VTE Risk Low in Laparoscopic Gastric Bypass
PALM BEACH, FLA. — Pharmacologic prophylaxis against venous thromboembolism is not mandatory for average-risk patients undergoing laparoscopic Roux-en-Y gastric bypass, according to data on more than 900 procedures.
“Pneumatic compression devices, early ambulation, and a relatively short operative time are effective prophylaxes against VTE,” Dr. Ronald H. Clements said.
As a follow-up to their earlier report of one deep vein thrombosis (DVT) among 380 patients (Surg. Endosc. 2004;18:1082–4), Dr. Clements and his associates continued to collect data on 957 consecutive laparoscopic Roux-en-Y gastric bypasses performed at the University of Alabama at Birmingham since 2000. Dr. Clements, a laparoscopic surgeon, presented the findings at the annual meeting of the Southern Surgical Association.
The study cohort was 83% women and 80% white. Mean age was 41 years, mean body mass index was 49 kg/m
The researchers followed all but one patient for 30 days. Among the 956 patients, there were three DVTs, one nonfatal pulmonary thromboembolism, and seven instances of major bleeding. Two patients with bleeding required reoperation, four had transfusions, and one required no intervention. One patient died of causes unrelated to DVT.
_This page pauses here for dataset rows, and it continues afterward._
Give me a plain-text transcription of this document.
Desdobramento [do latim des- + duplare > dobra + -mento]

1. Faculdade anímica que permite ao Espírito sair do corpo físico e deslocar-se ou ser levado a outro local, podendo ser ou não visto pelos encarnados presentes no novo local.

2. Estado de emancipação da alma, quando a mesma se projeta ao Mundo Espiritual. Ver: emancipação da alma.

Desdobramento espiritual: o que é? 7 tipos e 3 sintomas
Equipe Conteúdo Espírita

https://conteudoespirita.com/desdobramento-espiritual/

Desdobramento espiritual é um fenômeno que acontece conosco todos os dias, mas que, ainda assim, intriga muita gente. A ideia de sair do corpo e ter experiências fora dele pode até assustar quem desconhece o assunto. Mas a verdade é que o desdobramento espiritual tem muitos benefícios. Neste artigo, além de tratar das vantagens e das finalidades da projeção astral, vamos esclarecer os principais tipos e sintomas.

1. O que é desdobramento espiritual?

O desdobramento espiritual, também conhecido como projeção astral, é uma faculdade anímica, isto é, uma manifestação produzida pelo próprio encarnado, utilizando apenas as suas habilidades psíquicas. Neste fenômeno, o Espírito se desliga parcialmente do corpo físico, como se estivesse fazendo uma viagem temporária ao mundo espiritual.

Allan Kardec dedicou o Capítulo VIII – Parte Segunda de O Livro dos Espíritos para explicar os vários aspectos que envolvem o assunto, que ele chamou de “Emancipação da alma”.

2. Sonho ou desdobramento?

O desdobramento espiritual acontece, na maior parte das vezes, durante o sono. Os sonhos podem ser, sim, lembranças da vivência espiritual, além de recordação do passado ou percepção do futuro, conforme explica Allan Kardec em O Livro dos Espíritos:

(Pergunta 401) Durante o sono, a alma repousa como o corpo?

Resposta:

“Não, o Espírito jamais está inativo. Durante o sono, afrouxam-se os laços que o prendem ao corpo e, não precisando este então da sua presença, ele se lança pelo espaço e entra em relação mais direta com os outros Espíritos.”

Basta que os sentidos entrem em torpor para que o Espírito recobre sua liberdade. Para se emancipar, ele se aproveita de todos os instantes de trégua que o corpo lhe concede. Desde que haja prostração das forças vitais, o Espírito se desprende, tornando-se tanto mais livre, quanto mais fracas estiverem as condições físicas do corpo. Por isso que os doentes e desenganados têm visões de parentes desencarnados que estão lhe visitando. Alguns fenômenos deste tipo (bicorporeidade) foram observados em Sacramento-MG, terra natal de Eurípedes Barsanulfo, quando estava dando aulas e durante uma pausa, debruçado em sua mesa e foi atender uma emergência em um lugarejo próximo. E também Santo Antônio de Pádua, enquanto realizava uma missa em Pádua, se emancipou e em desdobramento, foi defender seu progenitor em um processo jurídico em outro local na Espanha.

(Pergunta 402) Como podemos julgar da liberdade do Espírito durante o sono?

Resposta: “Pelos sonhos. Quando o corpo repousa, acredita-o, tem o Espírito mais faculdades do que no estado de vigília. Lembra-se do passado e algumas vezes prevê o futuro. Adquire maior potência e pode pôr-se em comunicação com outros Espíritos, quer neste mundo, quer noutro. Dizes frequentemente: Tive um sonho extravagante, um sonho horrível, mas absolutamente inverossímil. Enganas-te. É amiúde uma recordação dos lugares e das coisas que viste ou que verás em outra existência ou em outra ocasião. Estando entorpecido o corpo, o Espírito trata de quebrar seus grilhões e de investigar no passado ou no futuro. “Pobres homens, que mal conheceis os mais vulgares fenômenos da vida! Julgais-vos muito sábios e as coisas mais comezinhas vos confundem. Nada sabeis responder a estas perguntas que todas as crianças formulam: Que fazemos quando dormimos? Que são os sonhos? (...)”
Venous thromboembolism (VTE) is a leading cause of postoperative mortality following bariatric surgery, but is “very rare: 3–7 [in] every 1,000 patients,” said study discussant Dr. Hiram C. Polk Jr., citing an unpublished study of 966,000 patients within his hospital consortium database. Elastic stockings were the most common intervention in his study. “The dangers of prophylaxis outweigh the risks of what you are trying to prevent,” said Dr. Polk, professor of surgery at the University of Louisville (Ky.).
The study “is important for the bariatric surgeon who chooses to use compression and early ambulation alone. You don't have to always use heparin,” said Dr. Bruce D. Schirmer, a general surgeon at the University of Virginia, Charlottesville, who was another study discussant. Chemoprophylaxis is still warranted for high-risk patients, he added.
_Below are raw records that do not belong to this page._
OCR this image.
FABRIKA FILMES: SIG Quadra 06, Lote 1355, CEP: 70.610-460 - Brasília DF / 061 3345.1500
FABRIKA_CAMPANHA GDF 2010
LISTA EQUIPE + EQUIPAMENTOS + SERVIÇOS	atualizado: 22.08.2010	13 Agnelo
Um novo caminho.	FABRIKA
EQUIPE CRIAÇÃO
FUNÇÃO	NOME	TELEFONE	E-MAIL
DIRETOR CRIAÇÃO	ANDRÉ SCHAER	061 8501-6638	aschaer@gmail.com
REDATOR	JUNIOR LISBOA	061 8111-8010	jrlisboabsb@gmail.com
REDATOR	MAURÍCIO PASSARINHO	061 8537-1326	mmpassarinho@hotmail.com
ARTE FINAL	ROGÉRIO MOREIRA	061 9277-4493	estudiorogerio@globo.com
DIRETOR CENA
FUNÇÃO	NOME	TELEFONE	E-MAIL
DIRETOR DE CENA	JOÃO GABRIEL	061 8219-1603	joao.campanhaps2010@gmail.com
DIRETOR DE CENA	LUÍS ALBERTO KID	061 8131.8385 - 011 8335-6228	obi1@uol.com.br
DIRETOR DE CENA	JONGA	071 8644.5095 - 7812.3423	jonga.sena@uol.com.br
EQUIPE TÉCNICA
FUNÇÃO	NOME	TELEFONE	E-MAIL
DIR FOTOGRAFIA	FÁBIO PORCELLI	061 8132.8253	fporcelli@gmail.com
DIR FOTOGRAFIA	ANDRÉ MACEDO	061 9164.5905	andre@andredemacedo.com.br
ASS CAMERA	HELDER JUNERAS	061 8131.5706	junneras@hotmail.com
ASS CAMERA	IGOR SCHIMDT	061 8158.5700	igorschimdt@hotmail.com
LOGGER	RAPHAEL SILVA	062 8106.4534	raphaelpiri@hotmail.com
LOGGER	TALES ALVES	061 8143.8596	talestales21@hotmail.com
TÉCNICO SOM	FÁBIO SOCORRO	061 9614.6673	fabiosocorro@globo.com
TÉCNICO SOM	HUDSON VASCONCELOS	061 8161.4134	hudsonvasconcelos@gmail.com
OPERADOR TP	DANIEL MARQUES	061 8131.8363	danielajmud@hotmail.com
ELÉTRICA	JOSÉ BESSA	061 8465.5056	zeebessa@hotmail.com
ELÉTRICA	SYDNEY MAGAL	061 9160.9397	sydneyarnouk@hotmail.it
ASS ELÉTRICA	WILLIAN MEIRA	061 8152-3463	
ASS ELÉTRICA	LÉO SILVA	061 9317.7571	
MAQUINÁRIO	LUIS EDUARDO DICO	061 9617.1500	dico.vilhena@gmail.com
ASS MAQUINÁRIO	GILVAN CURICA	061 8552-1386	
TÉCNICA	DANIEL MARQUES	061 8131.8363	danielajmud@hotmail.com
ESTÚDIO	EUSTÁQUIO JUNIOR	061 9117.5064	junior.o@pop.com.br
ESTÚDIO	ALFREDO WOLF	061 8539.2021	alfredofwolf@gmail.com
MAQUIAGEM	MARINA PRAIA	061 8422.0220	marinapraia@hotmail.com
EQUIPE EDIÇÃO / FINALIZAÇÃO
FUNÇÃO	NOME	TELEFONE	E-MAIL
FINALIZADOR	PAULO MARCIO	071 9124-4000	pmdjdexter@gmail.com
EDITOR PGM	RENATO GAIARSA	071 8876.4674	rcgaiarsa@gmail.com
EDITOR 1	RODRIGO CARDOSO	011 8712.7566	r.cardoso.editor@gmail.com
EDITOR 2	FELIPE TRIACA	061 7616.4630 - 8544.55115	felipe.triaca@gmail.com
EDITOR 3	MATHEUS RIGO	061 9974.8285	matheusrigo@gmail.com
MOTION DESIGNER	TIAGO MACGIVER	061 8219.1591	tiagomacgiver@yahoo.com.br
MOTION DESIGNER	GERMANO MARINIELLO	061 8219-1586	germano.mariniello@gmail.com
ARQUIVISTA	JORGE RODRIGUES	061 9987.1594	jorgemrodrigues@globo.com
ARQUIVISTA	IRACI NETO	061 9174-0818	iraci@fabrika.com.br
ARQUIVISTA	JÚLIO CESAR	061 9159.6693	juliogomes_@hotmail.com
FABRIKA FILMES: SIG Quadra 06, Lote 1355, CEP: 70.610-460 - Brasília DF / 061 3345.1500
But Dr. Spence M. Taylor, chair of surgery at the University of South Carolina, Greenville, took a different view. “I'm aware of at least six consensus statements for prophylaxis for DVT, and without fail, they all say chemoprophylaxis is the treatment of choice.”
Dr. Clements replied: “I don't think these obese patients fall into all those guidelines. I don't think most of you would use prophylaxis for the morbidly obese [patient undergoing] removal of a gallbladder, so I don't think you should do it for bypass, either.”
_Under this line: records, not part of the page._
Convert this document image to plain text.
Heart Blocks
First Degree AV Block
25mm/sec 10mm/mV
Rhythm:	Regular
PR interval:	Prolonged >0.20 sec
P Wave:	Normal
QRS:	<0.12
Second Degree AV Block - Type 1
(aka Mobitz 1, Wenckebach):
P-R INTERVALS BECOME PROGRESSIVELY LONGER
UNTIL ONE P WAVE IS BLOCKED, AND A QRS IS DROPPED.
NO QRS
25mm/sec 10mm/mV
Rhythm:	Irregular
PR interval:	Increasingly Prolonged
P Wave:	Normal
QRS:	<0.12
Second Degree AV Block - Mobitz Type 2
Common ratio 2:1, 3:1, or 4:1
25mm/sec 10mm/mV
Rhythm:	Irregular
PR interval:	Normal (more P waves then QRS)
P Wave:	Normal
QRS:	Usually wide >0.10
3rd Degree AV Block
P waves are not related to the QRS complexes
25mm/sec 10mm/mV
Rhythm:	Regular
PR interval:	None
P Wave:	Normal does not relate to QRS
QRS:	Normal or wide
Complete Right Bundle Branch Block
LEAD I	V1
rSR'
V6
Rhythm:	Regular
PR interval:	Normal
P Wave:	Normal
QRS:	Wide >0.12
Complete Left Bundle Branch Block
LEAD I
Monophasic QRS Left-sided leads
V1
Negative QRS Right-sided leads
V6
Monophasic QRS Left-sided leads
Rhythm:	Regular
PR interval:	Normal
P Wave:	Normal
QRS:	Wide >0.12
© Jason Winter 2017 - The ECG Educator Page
The consensus statements overlook or include only level II evidence for gastric bypass, he said, reiterating that his findings do not apply to the highest-risk patients. “I'm talking about the average person who comes to me for gastric bypass who is not at high risk” for VTE.
Citing the low incidence (0.1%–0.8%) of pulmonary embolism in this study, Dr. Taylor said, “It's conceivable you don't have enough patients yet.” Dr. Clements responded, “It's a low incidence, and that is the point of the paper. We are not saying compression devices are superior, simply that they are equivalent.”
Good follow-up and applicability of the findings to most patients undergoing gastric bypass are strengths of the study, Dr. Clements said. Limitations include the retrospective design and detection of VTE as clinically evident disease only.
“The biggest problem with your manuscript is physical examination for DVT,” Dr. Taylor said. “Don't some patients get swollen legs after surgery [even without VTE]? Don't some get shortness of breath?” Still, “from an objective standpoint, 106 minutes for bariatric procedures is an accomplishment.”